Un an après le vote d'une résolution engageant les opérateurs à rediscuter leurs contrats en intégrant les coûts de production, de premiers résultats ont été dévoilés lors du congrès du maïs à Orléans le 18 novembre, qui ont déçu les représentants des producteurs. Moins de 15 % des organisations de producteurs avaient formellement introduit cet élément dans leurs contrats, et moins de 30 % avaient engagé un travail sur cette question. « On est très loin d’être à la hauteur de ce qui est nécessaire », a déclaré Stéphane Desrieux, secrétaire général de la section semences de l’AGPM (producteurs, FNSEA). L’élu rapporte également de faibles effets sur les niveaux de prix, dans un contexte de prix baissiers sur le marché des grains, sur lequel sont traditionnellement adossés les prix des semences. Le directeur adjoint de Syngenta France Xavier Thévenot voit, lui, le verre à moitié plein : « Nous avons établi les termes du débat », a-t-il déclaré, appelant à poursuivre les discussions.
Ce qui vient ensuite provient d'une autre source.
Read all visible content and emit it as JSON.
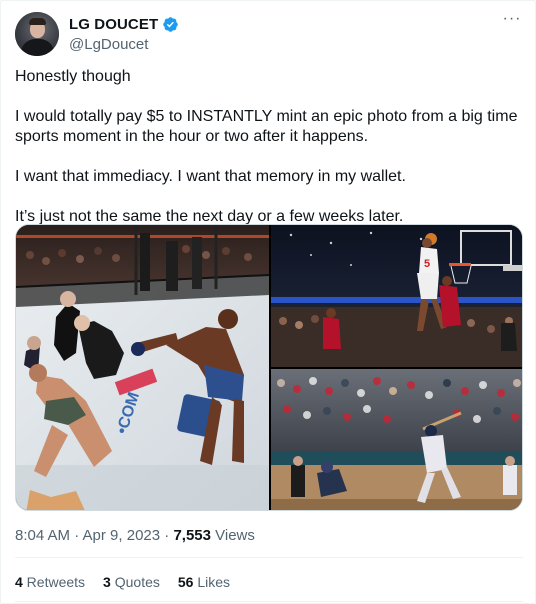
{
  "tweet": {
    "display_name": "LG DOUCET",
    "handle": "@LgDoucet",
    "more_label": "···",
    "verified_icon": "verified-badge-icon",
    "verified_color": "#1d9bf0",
    "paragraphs": [
      "Honestly though",
      "I would totally pay $5 to INSTANTLY mint an epic photo from a big time sports moment in the hour or two after it happens.",
      "I want that immediacy. I want that memory in my wallet.",
      "It’s just not the same the next day or a few weeks later."
    ],
    "timestamp": "8:04 AM · Apr 9, 2023 · ",
    "views_count": "7,553",
    "views_label": " Views",
    "stats": {
      "retweets_count": "4",
      "retweets_label": " Retweets",
      "quotes_count": "3",
      "quotes_label": " Quotes",
      "likes_count": "56",
      "likes_label": " Likes"
    }
  },
  "media": [
    {
      "id": "ufc-fight-photo",
      "kind": "photo"
    },
    {
      "id": "basketball-dunk-photo",
      "kind": "photo"
    },
    {
      "id": "baseball-swing-photo",
      "kind": "photo"
    }
  ]
}
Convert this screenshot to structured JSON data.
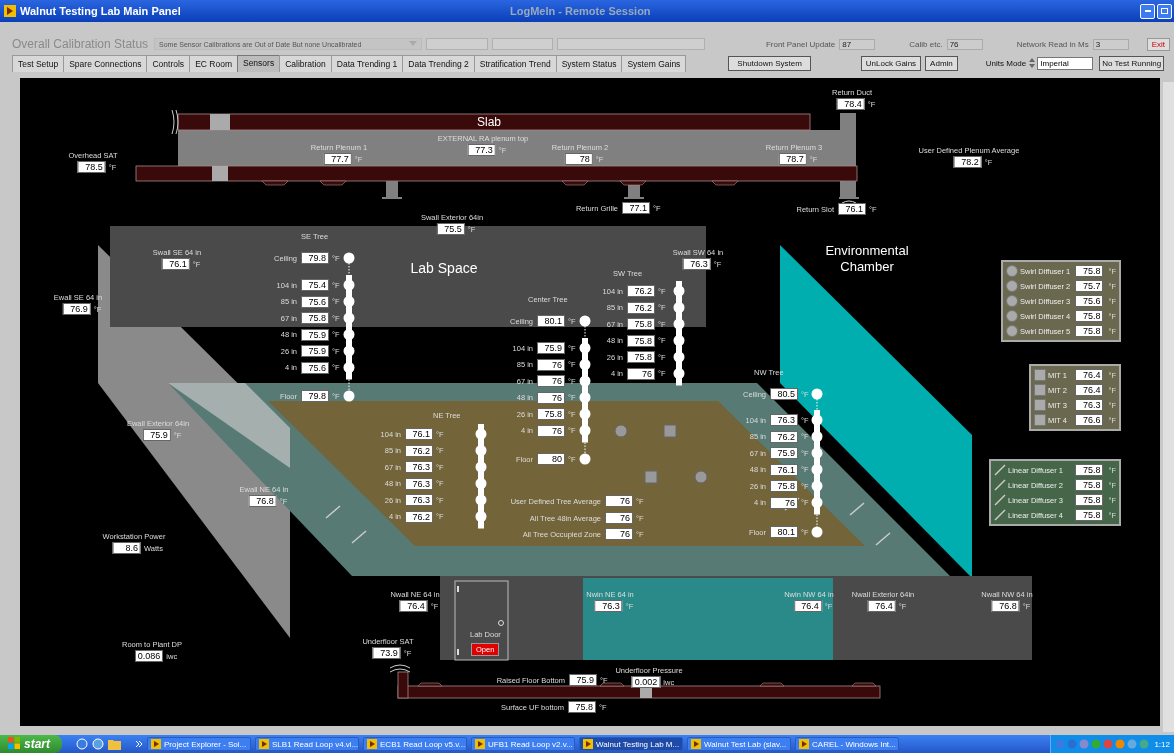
{
  "window": {
    "title": "Walnut Testing Lab Main Panel",
    "remote_session": "LogMeIn - Remote Session"
  },
  "header": {
    "calibration_label": "Overall Calibration Status",
    "calibration_status": "Some Sensor Calibrations are Out of Date But none Uncalibrated",
    "indicators": [
      {
        "label": "Front Panel Update",
        "value": "87"
      },
      {
        "label": "Calib etc.",
        "value": "76"
      },
      {
        "label": "Network Read in Ms",
        "value": "3"
      }
    ],
    "exit": "Exit"
  },
  "tabs": [
    {
      "label": "Test Setup",
      "selected": false
    },
    {
      "label": "Spare Connections",
      "selected": false
    },
    {
      "label": "Controls",
      "selected": false
    },
    {
      "label": "EC Room",
      "selected": false
    },
    {
      "label": "Sensors",
      "selected": true
    },
    {
      "label": "Calibration",
      "selected": false
    },
    {
      "label": "Data Trending 1",
      "selected": false
    },
    {
      "label": "Data Trending 2",
      "selected": false
    },
    {
      "label": "Stratification Trend",
      "selected": false
    },
    {
      "label": "System Status",
      "selected": false
    },
    {
      "label": "System Gains",
      "selected": false
    }
  ],
  "toolbar": {
    "shutdown": "Shutdown System",
    "unlock": "UnLock Gains",
    "admin": "Admin",
    "units_mode": {
      "label": "Units Mode",
      "value": "Imperial"
    },
    "test_status": "No Test Running"
  },
  "diagram": {
    "zones": [
      "Slab",
      "Lab Space",
      "Environmental Chamber"
    ],
    "readouts": [
      {
        "kind": "stacked",
        "label": "Overhead SAT",
        "value": "78.5",
        "unit": "°F"
      },
      {
        "kind": "stacked",
        "label": "Return Plenum 1",
        "value": "77.7",
        "unit": "°F"
      },
      {
        "kind": "stacked",
        "label": "EXTERNAL RA plenum top",
        "value": "77.3",
        "unit": "°F"
      },
      {
        "kind": "stacked",
        "label": "Return Plenum 2",
        "value": "78",
        "unit": "°F"
      },
      {
        "kind": "stacked",
        "label": "Return Plenum 3",
        "value": "78.7",
        "unit": "°F"
      },
      {
        "kind": "stacked",
        "label": "Return Duct",
        "value": "78.4",
        "unit": "°F"
      },
      {
        "kind": "stacked",
        "label": "User Defined Plenum Average",
        "value": "78.2",
        "unit": "°F"
      },
      {
        "kind": "inline",
        "label": "Return Grille",
        "value": "77.1",
        "unit": "°F"
      },
      {
        "kind": "inline",
        "label": "Return Slot",
        "value": "76.1",
        "unit": "°F"
      },
      {
        "kind": "stacked",
        "label": "Swall Exterior 64in",
        "value": "75.5",
        "unit": "°F"
      },
      {
        "kind": "stacked",
        "label": "Swall SE 64 in",
        "value": "76.1",
        "unit": "°F"
      },
      {
        "kind": "stacked",
        "label": "Ewall SE 64 in",
        "value": "76.9",
        "unit": "°F"
      },
      {
        "kind": "stacked",
        "label": "Swall SW 64 in",
        "value": "76.3",
        "unit": "°F"
      },
      {
        "kind": "stacked",
        "label": "Ewall Exterior 64in",
        "value": "75.9",
        "unit": "°F"
      },
      {
        "kind": "stacked",
        "label": "Ewall NE 64 in",
        "value": "76.8",
        "unit": "°F"
      },
      {
        "kind": "stacked",
        "label": "Workstation Power",
        "value": "8.6",
        "unit": "Watts"
      },
      {
        "kind": "inline",
        "label": "User Defined Tree Average",
        "value": "76",
        "unit": "°F"
      },
      {
        "kind": "inline",
        "label": "All Tree 48in Average",
        "value": "76",
        "unit": "°F"
      },
      {
        "kind": "inline",
        "label": "All Tree Occupied Zone",
        "value": "76",
        "unit": "°F"
      },
      {
        "kind": "stacked",
        "label": "Nwall NE 64 in",
        "value": "76.4",
        "unit": "°F"
      },
      {
        "kind": "stacked",
        "label": "Nwin NE 64 in",
        "value": "76.3",
        "unit": "°F"
      },
      {
        "kind": "stacked",
        "label": "Nwin NW 64 in",
        "value": "76.4",
        "unit": "°F"
      },
      {
        "kind": "stacked",
        "label": "Nwall Exterior 64in",
        "value": "76.4",
        "unit": "°F"
      },
      {
        "kind": "stacked",
        "label": "Nwall NW 64 in",
        "value": "76.8",
        "unit": "°F"
      },
      {
        "kind": "stacked",
        "label": "Room to Plant DP",
        "value": "0.086",
        "unit": "iwc"
      },
      {
        "kind": "stacked",
        "label": "Underfloor SAT",
        "value": "73.9",
        "unit": "°F"
      },
      {
        "kind": "inline",
        "label": "Raised Floor Bottom",
        "value": "75.9",
        "unit": "°F"
      },
      {
        "kind": "stacked",
        "label": "Underfloor Pressure",
        "value": "0.002",
        "unit": "iwc"
      },
      {
        "kind": "inline",
        "label": "Surface UF bottom",
        "value": "75.8",
        "unit": "°F"
      }
    ],
    "trees": [
      {
        "name": "SE Tree",
        "ceiling": {
          "label": "Ceiling",
          "value": "79.8",
          "unit": "°F"
        },
        "levels": [
          {
            "label": "104 in",
            "value": "75.4",
            "unit": "°F"
          },
          {
            "label": "85 in",
            "value": "75.6",
            "unit": "°F"
          },
          {
            "label": "67 in",
            "value": "75.8",
            "unit": "°F"
          },
          {
            "label": "48 in",
            "value": "75.9",
            "unit": "°F"
          },
          {
            "label": "26 in",
            "value": "75.9",
            "unit": "°F"
          },
          {
            "label": "4 in",
            "value": "75.6",
            "unit": "°F"
          }
        ],
        "floor": {
          "label": "Floor",
          "value": "79.8",
          "unit": "°F"
        }
      },
      {
        "name": "Center Tree",
        "ceiling": {
          "label": "Ceiling",
          "value": "80.1",
          "unit": "°F"
        },
        "levels": [
          {
            "label": "104 in",
            "value": "75.9",
            "unit": "°F"
          },
          {
            "label": "85 in",
            "value": "76",
            "unit": "°F"
          },
          {
            "label": "67 in",
            "value": "76",
            "unit": "°F"
          },
          {
            "label": "48 in",
            "value": "76",
            "unit": "°F"
          },
          {
            "label": "26 in",
            "value": "75.8",
            "unit": "°F"
          },
          {
            "label": "4 in",
            "value": "76",
            "unit": "°F"
          }
        ],
        "floor": {
          "label": "Floor",
          "value": "80",
          "unit": "°F"
        }
      },
      {
        "name": "SW Tree",
        "levels": [
          {
            "label": "104 in",
            "value": "76.2",
            "unit": "°F"
          },
          {
            "label": "85 in",
            "value": "76.2",
            "unit": "°F"
          },
          {
            "label": "67 in",
            "value": "75.8",
            "unit": "°F"
          },
          {
            "label": "48 in",
            "value": "75.8",
            "unit": "°F"
          },
          {
            "label": "26 in",
            "value": "75.8",
            "unit": "°F"
          },
          {
            "label": "4 in",
            "value": "76",
            "unit": "°F"
          }
        ]
      },
      {
        "name": "NE Tree",
        "levels": [
          {
            "label": "104 in",
            "value": "76.1",
            "unit": "°F"
          },
          {
            "label": "85 in",
            "value": "76.2",
            "unit": "°F"
          },
          {
            "label": "67 in",
            "value": "76.3",
            "unit": "°F"
          },
          {
            "label": "48 in",
            "value": "76.3",
            "unit": "°F"
          },
          {
            "label": "26 in",
            "value": "76.3",
            "unit": "°F"
          },
          {
            "label": "4 in",
            "value": "76.2",
            "unit": "°F"
          }
        ]
      },
      {
        "name": "NW Tree",
        "ceiling": {
          "label": "Ceiling",
          "value": "80.5",
          "unit": "°F"
        },
        "levels": [
          {
            "label": "104 in",
            "value": "76.3",
            "unit": "°F"
          },
          {
            "label": "85 in",
            "value": "76.2",
            "unit": "°F"
          },
          {
            "label": "67 in",
            "value": "75.9",
            "unit": "°F"
          },
          {
            "label": "48 in",
            "value": "76.1",
            "unit": "°F"
          },
          {
            "label": "26 in",
            "value": "75.8",
            "unit": "°F"
          },
          {
            "label": "4 in",
            "value": "76",
            "unit": "°F"
          }
        ],
        "floor": {
          "label": "Floor",
          "value": "80.1",
          "unit": "°F"
        }
      }
    ],
    "panels": [
      {
        "kind": "swirl",
        "items": [
          {
            "label": "Swirl Diffuser 1",
            "value": "75.8",
            "unit": "°F"
          },
          {
            "label": "Swirl Diffuser 2",
            "value": "75.7",
            "unit": "°F"
          },
          {
            "label": "Swirl Diffuser 3",
            "value": "75.6",
            "unit": "°F"
          },
          {
            "label": "Swirl Diffuser 4",
            "value": "75.8",
            "unit": "°F"
          },
          {
            "label": "Swirl Diffuser 5",
            "value": "75.8",
            "unit": "°F"
          }
        ]
      },
      {
        "kind": "mit",
        "items": [
          {
            "label": "MIT 1",
            "value": "76.4",
            "unit": "°F"
          },
          {
            "label": "MIT 2",
            "value": "76.4",
            "unit": "°F"
          },
          {
            "label": "MIT 3",
            "value": "76.3",
            "unit": "°F"
          },
          {
            "label": "MIT 4",
            "value": "76.6",
            "unit": "°F"
          }
        ]
      },
      {
        "kind": "linear",
        "items": [
          {
            "label": "Linear Diffuser 1",
            "value": "75.8",
            "unit": "°F"
          },
          {
            "label": "Linear Diffuser 2",
            "value": "75.8",
            "unit": "°F"
          },
          {
            "label": "Linear Diffuser 3",
            "value": "75.8",
            "unit": "°F"
          },
          {
            "label": "Linear Diffuser 4",
            "value": "75.8",
            "unit": "°F"
          }
        ]
      }
    ],
    "lab_door": {
      "label": "Lab Door",
      "status": "Open",
      "open": true
    }
  },
  "taskbar": {
    "start": "start",
    "tasks": [
      {
        "label": "Project Explorer - Sol...",
        "selected": false
      },
      {
        "label": "SLB1 Read Loop v4.vi...",
        "selected": false
      },
      {
        "label": "ECB1 Read Loop v5.v...",
        "selected": false
      },
      {
        "label": "UFB1 Read Loop v2.v...",
        "selected": false
      },
      {
        "label": "Walnut Testing Lab M...",
        "selected": true
      },
      {
        "label": "Walnut Test Lab (slav...",
        "selected": false
      },
      {
        "label": "CAREL - Windows Int...",
        "selected": false
      }
    ],
    "clock": "1:12"
  }
}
Ces négociations ont occasionné la démission d’un vice-président de l’AGPM Semences, Jérôme Dal, dont les fonctions de négociateur de son OP l’ont mis en froid avec le président du semencier Lidea, Pierre Pagès, par ailleurs président de la FNPSMS (interprofession). Son annonce, faite publiquement lors du congrès, a occasionné des réactions dans la salle : « Les présidents d’OP veulent savoir jusqu’où ils peuvent avoir votre soutien », a déclaré un producteur, en soutien à son homologue.
Le retour du MRDV
Malgré ces tensions, les surfaces devraient rester « stables, en légère hausse » l’an prochain, après avoir dévissé en 2024, prévoit Pierre Pagès. Bien sûr, l’eau sera au coeur des inquiétudes. La Roumanie a perdu 70 % de sa production depuis deux ans à cause de difficultés d’accès à l’eau. Mais la filière s’inquiète aussi de la réémergence du virus MRDV (virus du nanisme rugueux sur maïs) dans le sud-ouest, qui n’avait plus été rencontré en France depuis une vingtaine d’années, et contre lequel les producteurs n’ont plus de moyens de lutte chimique. Selon la section semences de l’AGPM (producteurs, FNSEA) ce sont environ 6 000 ha qui ont été touchés cette année par cette maladie, transmise par la cicadelle brune. Si les effets sur le volume national produit ne sont pas significatifs, les impacts sur les fermes touchées peuvent être importants, et l’absence de moyens de défense inquiète – essentiellement la filière semences, car la maladie a moins d’incidence en filière de consommation. D’après le président de la FNPSMS (filière) Pierre Pagès, les dégâts peuvent aller jusqu’à 60 % sur certaines parcelles. L’institut technique Arvalis est actuellement en cours de recherche de molécules en dehors de celles autorisées en France sur cette culture.